These are some details, diagrams, and photos of a networked camera prototype I built with Arjuna Baratham while at engineering school back in 2009. The project features a digital camera that can be connected to a network and controlled remotely by another prototype to perform image processing and picture transfer using hardware compression.
Arjuna and I developed the project as an embedded system using a FPGA chip (NIOS II), Verilog, and C. We used two Altera DE2 Development Boards, a small OEM digital camera module, a computer monitor, and Altera CAD Quartus II software to implement our hardware design in the FPGA.
The project worked as a set of two prototypes. The first one used a DE2 board with a camera module, and connected via network (Ethernet) to be controlled with commands sent by a second prototype. When the first board (prototype) received a command to take a picture, it communicated with the camera module to snap and retrieve an image from the camera sensor. Then the system stored the picture in external SDRAM and waited for other commands to perform image processing such as time-stamping over the image, and y-axis mirroring. When the second board sent a command to request the image, the first board compressed it rapidly by using hardware and sent the compressed image over network. The second board received the picture, decompressed it (using software), and displayed it to a monitor via VGA port.

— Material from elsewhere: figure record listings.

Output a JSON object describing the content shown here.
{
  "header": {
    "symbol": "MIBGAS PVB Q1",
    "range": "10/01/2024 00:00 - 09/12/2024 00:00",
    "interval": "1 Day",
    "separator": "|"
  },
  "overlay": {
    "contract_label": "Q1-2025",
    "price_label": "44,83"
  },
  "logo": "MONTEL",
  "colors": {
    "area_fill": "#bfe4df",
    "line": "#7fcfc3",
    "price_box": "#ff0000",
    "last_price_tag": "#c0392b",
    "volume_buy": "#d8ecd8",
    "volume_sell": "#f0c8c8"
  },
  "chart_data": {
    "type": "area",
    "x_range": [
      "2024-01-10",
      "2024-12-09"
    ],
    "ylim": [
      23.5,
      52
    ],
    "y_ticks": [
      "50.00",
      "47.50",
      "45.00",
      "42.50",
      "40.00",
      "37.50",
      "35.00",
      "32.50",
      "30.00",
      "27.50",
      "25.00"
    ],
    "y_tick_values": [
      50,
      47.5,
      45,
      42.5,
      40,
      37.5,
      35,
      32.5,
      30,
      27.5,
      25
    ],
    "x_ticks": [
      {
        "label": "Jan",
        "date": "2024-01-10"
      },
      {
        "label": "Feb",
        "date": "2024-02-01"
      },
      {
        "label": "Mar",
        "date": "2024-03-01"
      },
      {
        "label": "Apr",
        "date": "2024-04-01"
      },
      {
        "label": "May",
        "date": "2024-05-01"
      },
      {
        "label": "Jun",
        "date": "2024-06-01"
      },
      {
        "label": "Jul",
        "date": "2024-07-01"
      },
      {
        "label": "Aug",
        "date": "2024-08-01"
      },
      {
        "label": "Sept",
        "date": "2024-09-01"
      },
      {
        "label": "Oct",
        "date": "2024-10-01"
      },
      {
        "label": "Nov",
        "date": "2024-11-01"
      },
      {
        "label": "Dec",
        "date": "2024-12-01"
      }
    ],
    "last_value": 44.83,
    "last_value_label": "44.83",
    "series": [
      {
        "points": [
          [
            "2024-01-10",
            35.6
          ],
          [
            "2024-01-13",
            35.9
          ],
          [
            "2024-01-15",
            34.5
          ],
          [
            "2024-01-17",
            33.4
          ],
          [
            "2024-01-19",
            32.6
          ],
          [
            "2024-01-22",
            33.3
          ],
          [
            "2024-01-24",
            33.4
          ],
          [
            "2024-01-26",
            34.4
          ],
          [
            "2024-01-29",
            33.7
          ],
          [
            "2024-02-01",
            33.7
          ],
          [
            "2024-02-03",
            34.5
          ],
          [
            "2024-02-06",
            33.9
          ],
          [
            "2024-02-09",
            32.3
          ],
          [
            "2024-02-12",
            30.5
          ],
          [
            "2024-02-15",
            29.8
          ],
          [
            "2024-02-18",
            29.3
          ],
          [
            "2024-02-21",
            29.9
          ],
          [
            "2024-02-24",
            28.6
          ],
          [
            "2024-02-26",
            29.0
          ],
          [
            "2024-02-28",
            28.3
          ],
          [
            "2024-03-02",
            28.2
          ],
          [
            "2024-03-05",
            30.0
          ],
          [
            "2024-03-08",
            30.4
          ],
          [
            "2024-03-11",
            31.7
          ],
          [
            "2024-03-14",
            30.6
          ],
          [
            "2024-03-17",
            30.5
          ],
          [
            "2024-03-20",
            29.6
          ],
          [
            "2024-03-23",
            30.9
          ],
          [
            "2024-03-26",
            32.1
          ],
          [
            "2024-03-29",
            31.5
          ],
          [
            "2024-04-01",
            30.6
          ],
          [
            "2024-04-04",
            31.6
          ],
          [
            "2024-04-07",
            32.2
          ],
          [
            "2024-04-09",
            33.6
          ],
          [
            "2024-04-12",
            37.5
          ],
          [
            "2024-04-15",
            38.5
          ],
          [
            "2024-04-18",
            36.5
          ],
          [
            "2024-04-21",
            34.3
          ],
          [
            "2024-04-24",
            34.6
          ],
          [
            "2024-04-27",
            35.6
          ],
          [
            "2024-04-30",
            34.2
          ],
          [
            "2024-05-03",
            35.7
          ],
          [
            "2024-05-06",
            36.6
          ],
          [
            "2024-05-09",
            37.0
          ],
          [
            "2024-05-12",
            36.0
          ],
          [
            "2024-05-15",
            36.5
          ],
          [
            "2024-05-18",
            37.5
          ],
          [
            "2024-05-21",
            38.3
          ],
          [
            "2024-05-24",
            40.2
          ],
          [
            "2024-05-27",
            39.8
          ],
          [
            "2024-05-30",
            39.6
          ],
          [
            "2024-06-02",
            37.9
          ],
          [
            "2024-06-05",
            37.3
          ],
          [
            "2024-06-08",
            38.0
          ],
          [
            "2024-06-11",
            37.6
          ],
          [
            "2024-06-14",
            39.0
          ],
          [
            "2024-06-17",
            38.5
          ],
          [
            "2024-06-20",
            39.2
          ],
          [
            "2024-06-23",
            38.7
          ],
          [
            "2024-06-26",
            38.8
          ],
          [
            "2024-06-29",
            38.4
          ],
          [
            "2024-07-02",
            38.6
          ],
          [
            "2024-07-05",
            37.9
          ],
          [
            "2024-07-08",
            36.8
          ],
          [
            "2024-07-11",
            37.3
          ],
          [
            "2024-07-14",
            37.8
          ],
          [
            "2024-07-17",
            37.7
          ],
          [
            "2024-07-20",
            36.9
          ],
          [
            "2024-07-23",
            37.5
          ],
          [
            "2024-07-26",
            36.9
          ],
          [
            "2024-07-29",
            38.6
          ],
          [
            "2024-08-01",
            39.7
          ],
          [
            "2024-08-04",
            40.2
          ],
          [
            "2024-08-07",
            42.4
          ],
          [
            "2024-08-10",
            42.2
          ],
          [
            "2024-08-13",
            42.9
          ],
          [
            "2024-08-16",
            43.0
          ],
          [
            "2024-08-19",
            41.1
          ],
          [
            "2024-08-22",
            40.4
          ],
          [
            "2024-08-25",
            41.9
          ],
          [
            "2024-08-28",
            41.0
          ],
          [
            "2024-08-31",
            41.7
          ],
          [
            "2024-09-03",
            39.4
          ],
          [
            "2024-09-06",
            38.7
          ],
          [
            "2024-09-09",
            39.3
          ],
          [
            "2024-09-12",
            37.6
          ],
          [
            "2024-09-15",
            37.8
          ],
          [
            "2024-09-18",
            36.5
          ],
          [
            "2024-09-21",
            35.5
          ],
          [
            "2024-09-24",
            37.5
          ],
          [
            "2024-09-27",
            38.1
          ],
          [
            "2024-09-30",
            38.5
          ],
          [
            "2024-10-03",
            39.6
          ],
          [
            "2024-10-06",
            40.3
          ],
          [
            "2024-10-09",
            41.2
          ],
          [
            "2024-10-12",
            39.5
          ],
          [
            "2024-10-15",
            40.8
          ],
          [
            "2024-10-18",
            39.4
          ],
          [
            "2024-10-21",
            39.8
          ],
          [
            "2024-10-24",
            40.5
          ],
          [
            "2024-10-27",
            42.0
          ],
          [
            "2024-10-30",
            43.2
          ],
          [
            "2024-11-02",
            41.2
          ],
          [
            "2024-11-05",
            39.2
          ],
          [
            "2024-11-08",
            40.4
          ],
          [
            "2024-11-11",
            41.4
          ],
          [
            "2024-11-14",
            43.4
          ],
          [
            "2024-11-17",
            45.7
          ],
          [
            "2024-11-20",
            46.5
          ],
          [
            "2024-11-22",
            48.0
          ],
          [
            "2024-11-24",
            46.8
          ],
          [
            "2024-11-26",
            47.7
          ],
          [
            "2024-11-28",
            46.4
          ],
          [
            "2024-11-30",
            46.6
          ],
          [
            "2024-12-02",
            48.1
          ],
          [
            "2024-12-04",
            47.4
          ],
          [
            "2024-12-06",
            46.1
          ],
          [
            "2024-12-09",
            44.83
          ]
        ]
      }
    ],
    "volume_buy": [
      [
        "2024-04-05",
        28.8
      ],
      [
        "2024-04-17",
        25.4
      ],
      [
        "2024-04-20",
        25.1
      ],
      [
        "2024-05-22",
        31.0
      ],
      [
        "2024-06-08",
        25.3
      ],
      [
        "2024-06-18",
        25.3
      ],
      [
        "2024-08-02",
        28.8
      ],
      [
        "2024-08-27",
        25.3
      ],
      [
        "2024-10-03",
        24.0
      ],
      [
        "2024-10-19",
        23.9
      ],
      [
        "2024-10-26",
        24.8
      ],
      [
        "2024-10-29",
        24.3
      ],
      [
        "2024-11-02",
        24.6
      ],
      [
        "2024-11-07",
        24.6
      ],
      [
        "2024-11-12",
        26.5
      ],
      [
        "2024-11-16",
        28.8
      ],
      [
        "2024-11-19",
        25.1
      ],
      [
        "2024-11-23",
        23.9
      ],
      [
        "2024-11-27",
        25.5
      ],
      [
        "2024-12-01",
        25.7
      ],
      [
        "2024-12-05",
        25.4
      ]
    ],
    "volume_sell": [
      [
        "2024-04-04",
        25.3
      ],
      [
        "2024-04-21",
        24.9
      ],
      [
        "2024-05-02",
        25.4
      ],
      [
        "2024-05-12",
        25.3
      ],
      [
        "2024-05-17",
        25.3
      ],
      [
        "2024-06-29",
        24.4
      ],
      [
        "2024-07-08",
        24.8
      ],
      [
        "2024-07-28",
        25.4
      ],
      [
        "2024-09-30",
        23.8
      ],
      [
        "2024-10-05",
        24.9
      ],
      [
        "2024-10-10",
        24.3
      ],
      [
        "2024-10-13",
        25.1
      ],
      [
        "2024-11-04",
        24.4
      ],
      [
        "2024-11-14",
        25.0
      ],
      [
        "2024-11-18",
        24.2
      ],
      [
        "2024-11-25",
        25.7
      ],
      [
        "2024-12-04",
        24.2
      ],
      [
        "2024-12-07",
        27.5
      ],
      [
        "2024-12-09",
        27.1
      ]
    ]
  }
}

First, we built the hardware piece for our embedded system using the Altera Quartus' IDE and SOPC Builder (System On a Programmable Chip) to generate the Verilog that was written for the processor. We also defined interrupts for our design and a PIO interface for our own hardware compression module. The module features three hardware components: an 8-bit input FIFO (first-in-first-out) queue, a RLE (run length encoder) unit, and a 24-bit output FIFO. We wrote these components in Verilog and integrate them into the main design. Once our hardware design specification was complete, we synthesized the Verilog code down to the processor’s lookup tables, and burned to the NIOS chip.
As a last step we created software in C to activate the hardware through NIOS/Eclipse. We wrote software for all the serial communications with the camera module following the data protocol specification from the manufacturer's datasheets. We also developed software for all the 2-D image manipulation and effects, and routines that make use of the RLE compression module.
We implemented layers 2 through 5 in the UDP/IP (IPv4) stack model by developing code as a C library we named "networking.h." We wrote routines in the library that help us encapsulate the send data into the different layers as follows:
• Creation of an Application Layer (5) message specifying the actual data exchange between the prototypes.
• Encapsulation of the message into segment at the Transport Layer (4).
• Encapsulation of the segment in a datagram at the Network Layer (3).
• Encapsulation of the datagram in a frame at the Link Layer (2).
• Sending of the frame over the Physical Layer (1) via the Ethernet controller.
We also developed routines to unpack the receiving data, and to compute and validate different types of checksums within the frame.